Nesse ponto eu percebi que teria que traduzir parte da história e interpretar coisas que apenas na cabeça dele tinham acontecido, pelo menos daquela maneira. Ele mexeu nos cabelos e eu pude ver uma baita cicatriz na cabeça do cidadão em questão.
- Tá vendo? - disse ele - O pessoal da ambulância chegou e me jogou de qualquer jeito!
É bem provável que o machucado da cabeça tivesse sido consequência do caminhão que o atropelou, mas eu não queria contradizê-lo.
- E aí, como foi no hospital?
- Acharam que eu tava morto. Quanto eu acordei no necrotério a enfermeira quase morreu de susto.
- No necrotério João Florêncio???
- É, tava um frio do caramba!
O pobre João Florêncio acordou na enfermaria, com a perda de sangue veio o frio e com o costumeiro descaso da nossa sociedade com os menos favorecidos... ele logo achou que o já tinham dado como morto.
- Tudo bem, você acordou e cuidaram de você. Certo?
- Rapá! Eu sou lá de Juazeiro, lá eles tentam matar gente pobre igual eu. Deram veneno pra mim no hospital!
- Como assim João Florêncio?!
- Colocaram um negócio na minha veia e me deram uma comida que me faz passar mal.
Eu não pude evitar a seguinte pergunta:
- Você teve diarréia?
- Diarréia, eu caguei o quarto todo! - eu quase fiz o mesmo de rir nessa hora.
E o nosso digno cidadão continuou:
- A sorte é que uma conhecida do hospital tomou as providência pra ninguém me matar. Aí cuidaram de mim.
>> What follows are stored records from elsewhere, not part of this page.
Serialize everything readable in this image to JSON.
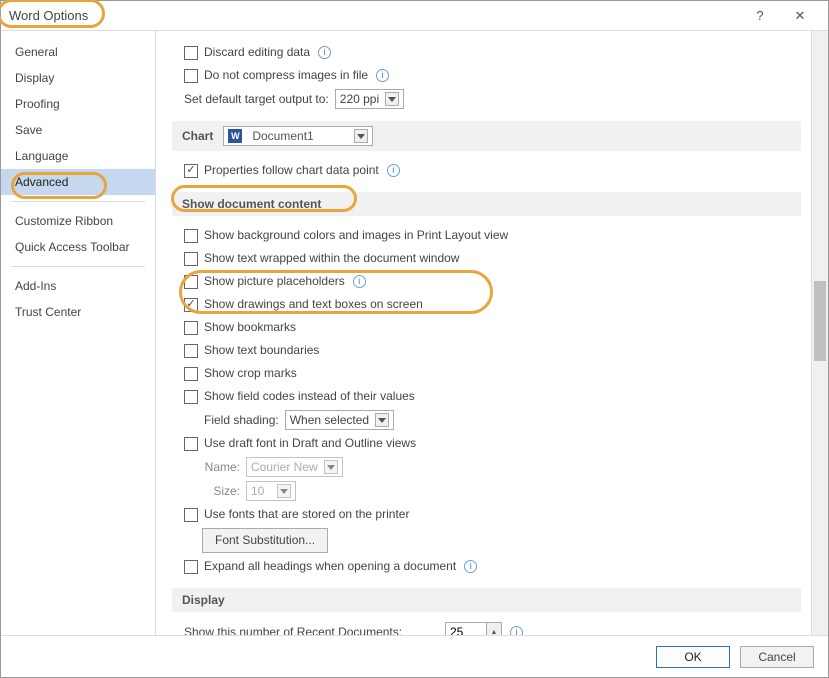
{
  "window": {
    "title": "Word Options"
  },
  "sidebar": {
    "items": [
      {
        "label": "General"
      },
      {
        "label": "Display"
      },
      {
        "label": "Proofing"
      },
      {
        "label": "Save"
      },
      {
        "label": "Language"
      },
      {
        "label": "Advanced",
        "selected": true
      },
      {
        "label": "Customize Ribbon"
      },
      {
        "label": "Quick Access Toolbar"
      },
      {
        "label": "Add-Ins"
      },
      {
        "label": "Trust Center"
      }
    ]
  },
  "top": {
    "discard": "Discard editing data",
    "nocompress": "Do not compress images in file",
    "defaultTargetLabel": "Set default target output to:",
    "ppi": "220 ppi"
  },
  "chart": {
    "section": "Chart",
    "document": "Document1",
    "propFollow": "Properties follow chart data point"
  },
  "showContent": {
    "section": "Show document content",
    "bg": "Show background colors and images in Print Layout view",
    "wrap": "Show text wrapped within the document window",
    "picplace": "Show picture placeholders",
    "drawings": "Show drawings and text boxes on screen",
    "bookmarks": "Show bookmarks",
    "textbound": "Show text boundaries",
    "cropmarks": "Show crop marks",
    "fieldcodes": "Show field codes instead of their values",
    "fieldShadingLabel": "Field shading:",
    "fieldShadingValue": "When selected",
    "draftFont": "Use draft font in Draft and Outline views",
    "nameLabel": "Name:",
    "nameValue": "Courier New",
    "sizeLabel": "Size:",
    "sizeValue": "10",
    "printerFonts": "Use fonts that are stored on the printer",
    "fontSubBtn": "Font Substitution...",
    "expandHeadings": "Expand all headings when opening a document"
  },
  "display": {
    "section": "Display",
    "recentLabel": "Show this number of Recent Documents:",
    "recentValue": "25"
  },
  "footer": {
    "ok": "OK",
    "cancel": "Cancel"
  }
}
- Que bom João, e como você veio parar aqui em Governador Valadares?
- Comprei duas passagens e vim de ônibus ver minha irmã. Mas tentaram me expulsar do ônibus no meio da viagem.
Eu já não conseguia me conter. Mas o que entendi foi que ele comprou as passagens até o meio do caminho. As duas passagens eram necessárias por causa da perna. O coitado contou com a colaboração de alguns passageiros e conseguiu seguir viagem.
- Onde mora sua irmã?
- Num bairro chamado São Pedro.
A intenção da pergunta era ver se podíamos ajudá-lo.
- Qual o endereço?
- Não tenho endereço e nem telefone.
- Rapaz, esse é um dos maiores bairros de Valadares, como você vai fazer?
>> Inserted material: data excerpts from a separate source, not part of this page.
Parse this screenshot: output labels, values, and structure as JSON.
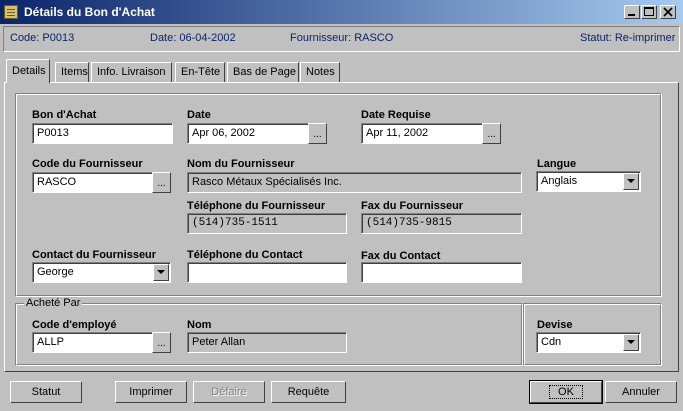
{
  "window": {
    "title": "Détails du Bon d'Achat"
  },
  "infobar": {
    "code": "Code: P0013",
    "date": "Date: 06-04-2002",
    "supplier": "Fournisseur: RASCO",
    "status": "Statut: Re-imprimer"
  },
  "tabs": [
    {
      "label": "Details",
      "active": true
    },
    {
      "label": "Items"
    },
    {
      "label": "Info. Livraison"
    },
    {
      "label": "En-Tête"
    },
    {
      "label": "Bas de Page"
    },
    {
      "label": "Notes"
    }
  ],
  "form": {
    "po_label": "Bon d'Achat",
    "po_value": "P0013",
    "date_label": "Date",
    "date_value": "Apr 06, 2002",
    "req_date_label": "Date Requise",
    "req_date_value": "Apr 11, 2002",
    "supplier_code_label": "Code du Fournisseur",
    "supplier_code_value": "RASCO",
    "supplier_name_label": "Nom du Fournisseur",
    "supplier_name_value": "Rasco Métaux Spécialisés Inc.",
    "language_label": "Langue",
    "language_value": "Anglais",
    "supplier_phone_label": "Téléphone du Fournisseur",
    "supplier_phone_value": "(514)735-1511",
    "supplier_fax_label": "Fax du Fournisseur",
    "supplier_fax_value": "(514)735-9815",
    "contact_label": "Contact du Fournisseur",
    "contact_value": "George",
    "contact_phone_label": "Téléphone du Contact",
    "contact_phone_value": "",
    "contact_fax_label": "Fax du Contact",
    "contact_fax_value": "",
    "dots": "..."
  },
  "purchased_by": {
    "legend": "Acheté Par",
    "employee_code_label": "Code d'employé",
    "employee_code_value": "ALLP",
    "name_label": "Nom",
    "name_value": "Peter Allan",
    "currency_label": "Devise",
    "currency_value": "Cdn"
  },
  "buttons": {
    "status": "Statut",
    "print": "Imprimer",
    "undo": "Défaire",
    "query": "Requête",
    "ok": "OK",
    "cancel": "Annuler"
  }
}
- Não preocupa, eu dou um jeito.
Por alguns segundos a conversa cessou e foi o suficiente para eu pensar na história daquele sujeito sujo, com cheiro de suor e um punhado de parafusos na perna. Acabei ponderando com ele.
- João Florêncio, desculpa, mas você é azarado pra caçapa!
- Não sou não!
- Como não? Você foi atropelado dormindo na calçada, o pessoal da ambulância te machucou, tentaram te matar no hospital e queriam te expulsar do ônibus! Como você não é azarado?
E João Florêncio respondeu:
- Graças a Deus eu estou aqui e vou continuar, poderia ser muito pior.
E a partir daí eu não consegui falar mais nada. João Florêncio nos deu uma lição. Um caminhão passou por cima da sua perna, o socorro feriu sua cabeça, ele cagou no quarto do hospital inteiro, ele foi convidado a se retirar de um onibus em uma viagem de mais de um dia e ainda assim não perdeu o sorrido e nem a fé.
A conversa se seguiu com ele nos explicando que tipo de cachaça deveríamos comprar quando quiséssemos beber algo de qualidade. E no mais, João Florêncio se tornou uma história da qual nunca vou me esquecer.